En suave blanco y negro un grupo de niños juega al juego del calamar, una suerte de rayuela en la que la habilidad para sostenerse y atravesar un dibujo gigante en el suelo van a ser decisivas. Así arranca uno de los grandes éxitos de la historia de Netflix. La serie que está siendo vista en más de 90 países; la que ocupa buena parte de la conversación de los seriéfilos, la que se ha colado –¿sin que lo sepamos?– en las conversaciones del patio del recreo de nuestros hijos.
Por ese comienzo tan infantil y porque mi hija de 9 años vino a casa diciendo que hay compañeras de su clase que la están viendo, vaya la luz roja por delante –a juego con el devastador primer capítulo Luz roja, luz verde–. Por favor, aunque lo parezca, esto no es ni un videojuego ni un juego de niños.
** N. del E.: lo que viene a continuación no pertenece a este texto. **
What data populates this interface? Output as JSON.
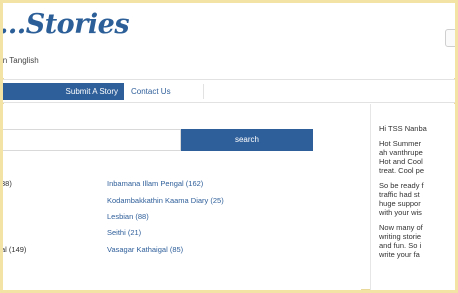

Es la serie más cruenta y devastadora que he visto en los últimos años, revestida con un cierto gusto esteticista, que la hace aún más peligrosa. Entiendo el atractivo visual y la provocación temática que sí puede dar juego en conversaciones de jóvenes y adultos, pero de ahí para abajo, póngase serios y hagan todo lo posible para que sus hijos no la vean.
Con el telón de la crisis de la deuda que recorre Corea del Sur, El juego del calamar nos presenta, en una primera temporada de nueve episodios de una hora de duración cada uno, las vidas arrasadas de un puñado de seres humanos a los que se les tienta para que, participando en un cruel divertimento, puedan salvar las deudas que no les dejan vivir. La lucha por el objetivo va a ser, literalmente, a muerte. En ese infierno siempre hay claridad que se vislumbra en padres que harían lo que fuera por su hija, en historias de redención y en compañeros de camino que, contra corriente, tienen gestos de humanidad, aunque con ellos pongan en riesgo su supervivencia.
Además, termina bien, pero hay que transitar por la negrura de un túnel que parece no tener luz al final. Es la alegoría juguetona y descarnada del tiempo que nos ha tocado vivir. No le hagan el juego.